35 $/jour (2019 [en anglais]).
Territoires du Nord‑Ouest Foyers de soins de longue durée, aide à la vie autonome Ne fait pas l’objet d’une mesure ni d’un règlement, mais des normes [en anglais] ont été publiées. 844 $/mois (2020).
Nunavut [en anglais] Centres de soins continus, foyers de soins, résidences pour aînés Ne fait pas l’objet d’une mesure législative ni d’un règlement. Aucuns frais pour le résident [en anglais]

Source : Tableau préparé par l’auteure à l’aide des sites Web provinciaux et territoriaux et des intervenants concernés ainsi que du document de la Société royale du Canada, Rétablir la confiance : la COVID‑19 et l’avenir des soins de longue durée. Une note de breffage sur le groupe de travail sur les soins de longue durée, tableau 1, p. 61‑62, juin 2020.

Propriétaires des établissements de SLD au Canada

Les établissements de SLD au Canada sont une combinaison d’établissements financés par l’État et d’entreprises privées régis par des lois provinciales ou territoriales. Les établissements de SLD publics sont tous sans but lucratif, et les établissements privés peuvent être à but lucratif ou non. Cependant, la plupart reçoivent des fonds publics pour la prestation de services de SLD.

Par exemple, dans les Territoires du Nord‑Ouest, les établissements de SLD sont entièrement financés par l’État, alors qu’au Nouveau‑Brunswick, ils appartiennent tous à des entreprises privées. Au Québec [en anglais], les centres d’hébergement et de soins de longue durée, ou CHSLD, privés qui ne sont pas liés par contrat avec le gouvernement provincial ne reçoivent pas de fonds publics.

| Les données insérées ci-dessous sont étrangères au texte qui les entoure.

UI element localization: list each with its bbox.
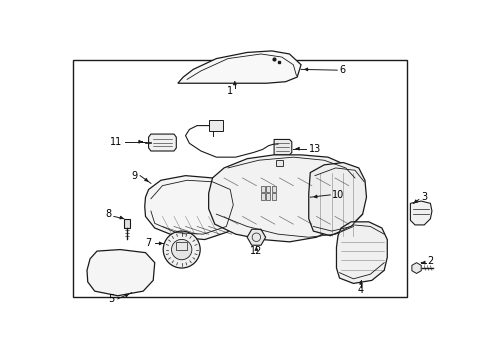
Polygon shape: [409, 201, 431, 225]
Bar: [123, 219, 130, 228]
Text: 9: 9: [131, 171, 138, 181]
Bar: [266, 186, 270, 192]
Text: 3: 3: [420, 192, 427, 202]
Bar: [176, 242, 187, 249]
Bar: [261, 186, 264, 192]
Text: 5: 5: [108, 294, 115, 304]
Bar: [271, 193, 275, 199]
Text: 8: 8: [105, 209, 111, 219]
Text: 4: 4: [357, 285, 364, 294]
Text: 7: 7: [145, 238, 151, 248]
Text: 11: 11: [110, 137, 122, 147]
Polygon shape: [87, 249, 154, 296]
Text: 1: 1: [227, 86, 233, 96]
Bar: [271, 186, 275, 192]
Bar: [276, 160, 282, 166]
Bar: [261, 193, 264, 199]
Bar: [266, 193, 270, 199]
Bar: [208, 120, 222, 131]
Polygon shape: [208, 155, 358, 242]
Bar: [73, 60, 407, 297]
Polygon shape: [336, 222, 386, 283]
Text: 13: 13: [308, 144, 320, 154]
Text: 2: 2: [427, 256, 433, 266]
Circle shape: [171, 239, 191, 260]
Text: 12: 12: [250, 246, 262, 256]
Polygon shape: [144, 176, 238, 239]
Text: 10: 10: [331, 190, 344, 200]
Text: 6: 6: [339, 65, 345, 75]
Polygon shape: [274, 139, 291, 155]
Polygon shape: [308, 163, 366, 236]
Circle shape: [163, 231, 200, 268]
Polygon shape: [148, 134, 176, 151]
Polygon shape: [178, 51, 301, 83]
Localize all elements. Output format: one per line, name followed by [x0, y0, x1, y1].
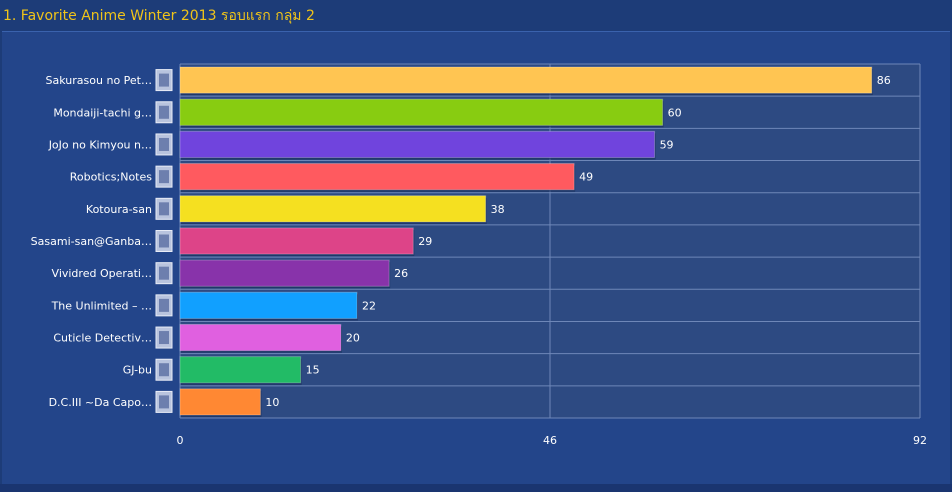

En Colombie‑Britannique, des chambres subventionnées par l’État et privées sont permises [en anglais] dans un même établissement.

Comme les coûts de l’hébergement, assumés par les résidents, varient, le niveau de soins et l’accès aux SLD varient aussi d’un bout à l’autre du Canada.

La figure ci‑dessous montre la répartition des propriétaires de foyers de soins de longue durée au Canada.

Les propriétaires d’établissements de soins de longue durée au Canada

Les provinces ont divers types d’établissements de soins de longue durée, privés et publics. Par exemple, au Nouveau Brunswick, ils sont entièrement privés, alors qu’à Terre Neuve et Labrador, ils sont à 97 % financés par l’État. Les établissements de soins de longue durée privés peuvent être à but lucratif ou non. C’est l’Ontario qui compte la plus grande proportion d’établissements privés à but lucratif, soit 57 %. Tous les établissements de soins de longue durée au Yukon, dans les Territoires du Nord Ouest et au Nunavut sont publics.

Source : Institut canadien d’information sur la santé, Les foyers de soins de longue durée au Canada : combien y en a‑t‑il et qui en sont les propriétaires?, 24 septembre 2020.